Bidding war looms over phone giant
Feb 07, 2013 (Daily Mail - McClatchy-Tribune Information Services via COMTEX) --
Britain's biggest mobile phone provider could become the centre of a pounds sterling 10bn private equity bidding war.
Orange and T-Mobile collaboration 'EE' is the target of two separate buyout attempts, it is understood.
It is the latest in a series of mega-deals which have emerged this week, including the pounds sterling 16bn buyout of Dell announced on Monday, and the pounds sterling 15bn takeover of Virgin Media confirmed yesterday.
If successful it would be the biggest private equity-led deal since the financial crash, delivering millions of customers into the hands of unaccountable buyout groups.
With 27m customers, EE is the largest mobile phone operator in the UK -- the result of a 2010 deal between France Telecom and Deutsche Telekom.
The group, which trades under the brands EE, Orange and T-Mobile, was formerly called Everything Everywhere.
But reports over the weekend suggested that both parents were looking to offer up to half of their stake on the London stock market in a floatation.
Yesterday it emerged that two consortia are now looking at swooping in.
It is understood that CVC and Blackstone, the private equity partnership that owns Madame Tussauds group Merlin, is one team mulling an offer.

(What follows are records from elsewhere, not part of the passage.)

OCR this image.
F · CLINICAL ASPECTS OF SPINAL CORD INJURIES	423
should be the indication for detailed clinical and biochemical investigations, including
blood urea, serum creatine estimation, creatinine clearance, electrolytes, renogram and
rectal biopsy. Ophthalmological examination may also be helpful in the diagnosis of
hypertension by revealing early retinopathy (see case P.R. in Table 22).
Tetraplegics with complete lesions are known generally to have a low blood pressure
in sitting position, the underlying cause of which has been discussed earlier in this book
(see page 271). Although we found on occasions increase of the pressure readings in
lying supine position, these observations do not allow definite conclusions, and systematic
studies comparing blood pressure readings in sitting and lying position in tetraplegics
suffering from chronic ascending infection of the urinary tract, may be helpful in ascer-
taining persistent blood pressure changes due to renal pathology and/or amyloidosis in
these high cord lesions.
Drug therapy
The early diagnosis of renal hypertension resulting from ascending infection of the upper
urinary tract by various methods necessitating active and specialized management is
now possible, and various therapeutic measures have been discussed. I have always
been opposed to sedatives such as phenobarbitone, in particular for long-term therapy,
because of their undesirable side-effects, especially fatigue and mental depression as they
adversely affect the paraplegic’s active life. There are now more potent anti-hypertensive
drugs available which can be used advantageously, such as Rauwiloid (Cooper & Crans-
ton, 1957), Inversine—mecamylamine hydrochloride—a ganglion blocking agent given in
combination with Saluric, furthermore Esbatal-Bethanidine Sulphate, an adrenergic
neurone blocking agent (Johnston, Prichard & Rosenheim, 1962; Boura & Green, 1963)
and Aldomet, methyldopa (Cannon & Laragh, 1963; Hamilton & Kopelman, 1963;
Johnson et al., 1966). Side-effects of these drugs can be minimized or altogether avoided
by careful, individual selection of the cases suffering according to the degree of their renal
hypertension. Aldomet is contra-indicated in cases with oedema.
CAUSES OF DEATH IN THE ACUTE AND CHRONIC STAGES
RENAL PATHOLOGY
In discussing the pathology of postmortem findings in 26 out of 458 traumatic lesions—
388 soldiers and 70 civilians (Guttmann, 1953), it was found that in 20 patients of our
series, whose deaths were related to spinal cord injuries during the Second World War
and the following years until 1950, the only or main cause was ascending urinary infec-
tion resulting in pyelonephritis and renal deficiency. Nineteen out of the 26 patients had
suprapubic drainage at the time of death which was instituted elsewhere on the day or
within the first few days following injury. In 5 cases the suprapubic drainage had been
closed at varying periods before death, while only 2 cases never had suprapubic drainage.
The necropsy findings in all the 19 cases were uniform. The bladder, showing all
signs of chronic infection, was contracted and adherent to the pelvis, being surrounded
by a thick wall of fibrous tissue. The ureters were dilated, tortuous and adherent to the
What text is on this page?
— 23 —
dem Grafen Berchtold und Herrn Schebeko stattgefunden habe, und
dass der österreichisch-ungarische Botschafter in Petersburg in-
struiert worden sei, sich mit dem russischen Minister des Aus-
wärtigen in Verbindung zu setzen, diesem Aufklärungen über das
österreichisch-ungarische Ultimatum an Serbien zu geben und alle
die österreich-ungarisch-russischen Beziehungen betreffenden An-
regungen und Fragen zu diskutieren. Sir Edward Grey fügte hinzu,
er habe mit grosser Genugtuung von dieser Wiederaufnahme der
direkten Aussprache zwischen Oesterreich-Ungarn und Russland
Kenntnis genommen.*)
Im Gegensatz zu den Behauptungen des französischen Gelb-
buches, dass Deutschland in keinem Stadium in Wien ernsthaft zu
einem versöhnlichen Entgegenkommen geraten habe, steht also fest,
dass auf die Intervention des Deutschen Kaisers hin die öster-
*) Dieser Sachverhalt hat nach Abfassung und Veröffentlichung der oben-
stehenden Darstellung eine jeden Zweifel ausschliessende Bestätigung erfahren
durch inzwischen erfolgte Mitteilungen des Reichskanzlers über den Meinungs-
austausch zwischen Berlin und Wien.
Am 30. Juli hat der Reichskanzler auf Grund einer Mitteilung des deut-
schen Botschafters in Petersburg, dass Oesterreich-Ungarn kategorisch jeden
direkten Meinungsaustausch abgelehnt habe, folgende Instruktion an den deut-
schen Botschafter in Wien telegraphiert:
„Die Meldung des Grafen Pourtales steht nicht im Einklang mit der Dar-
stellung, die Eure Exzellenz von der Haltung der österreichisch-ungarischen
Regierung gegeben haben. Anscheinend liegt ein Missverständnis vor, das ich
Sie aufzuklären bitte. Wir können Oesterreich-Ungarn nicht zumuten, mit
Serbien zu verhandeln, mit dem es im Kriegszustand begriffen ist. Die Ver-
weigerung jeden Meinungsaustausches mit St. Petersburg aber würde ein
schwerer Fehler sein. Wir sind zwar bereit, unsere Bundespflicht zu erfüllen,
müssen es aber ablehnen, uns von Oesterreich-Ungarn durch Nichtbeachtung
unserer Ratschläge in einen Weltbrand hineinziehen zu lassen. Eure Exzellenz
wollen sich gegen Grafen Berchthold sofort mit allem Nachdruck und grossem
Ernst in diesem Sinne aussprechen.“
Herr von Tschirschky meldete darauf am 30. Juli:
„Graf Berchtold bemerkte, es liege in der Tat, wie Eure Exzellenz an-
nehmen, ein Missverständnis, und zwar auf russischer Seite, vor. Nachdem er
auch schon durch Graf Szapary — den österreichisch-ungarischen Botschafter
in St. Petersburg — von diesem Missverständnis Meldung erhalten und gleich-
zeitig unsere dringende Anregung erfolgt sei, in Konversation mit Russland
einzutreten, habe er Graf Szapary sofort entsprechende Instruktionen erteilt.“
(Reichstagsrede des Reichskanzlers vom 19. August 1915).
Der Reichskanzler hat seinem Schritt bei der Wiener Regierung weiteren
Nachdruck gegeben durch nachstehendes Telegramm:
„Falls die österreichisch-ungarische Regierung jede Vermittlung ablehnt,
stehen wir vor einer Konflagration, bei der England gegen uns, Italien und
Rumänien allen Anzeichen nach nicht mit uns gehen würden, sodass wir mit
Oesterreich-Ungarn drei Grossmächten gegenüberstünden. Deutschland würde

Peers Apax and KKR, both involved in the 2006 buyout of Danish telecoms giant TDC, are said to be the other interested consortium.
Both are considering letting EE's current owners keep a stake of up to 20pc, thus making it easier for them to finance the bumper deal, it was reported.
Sources close to negotiations said that both parties were hoping to raise debts of up to pounds sterling 7bn to help seal the agreement. Talks to secure funding have accelerated since the Dell buyout emerged, it was said. It will be a sign that private equity groups, which can operate outside of the glare of shareholder scrutiny, could be limbering up for another splurge of deals.
But the sight of more sales marching over the horizon will spark worries over the future prosperity of any business which falls under private equity control. None of the private equity groups named commented.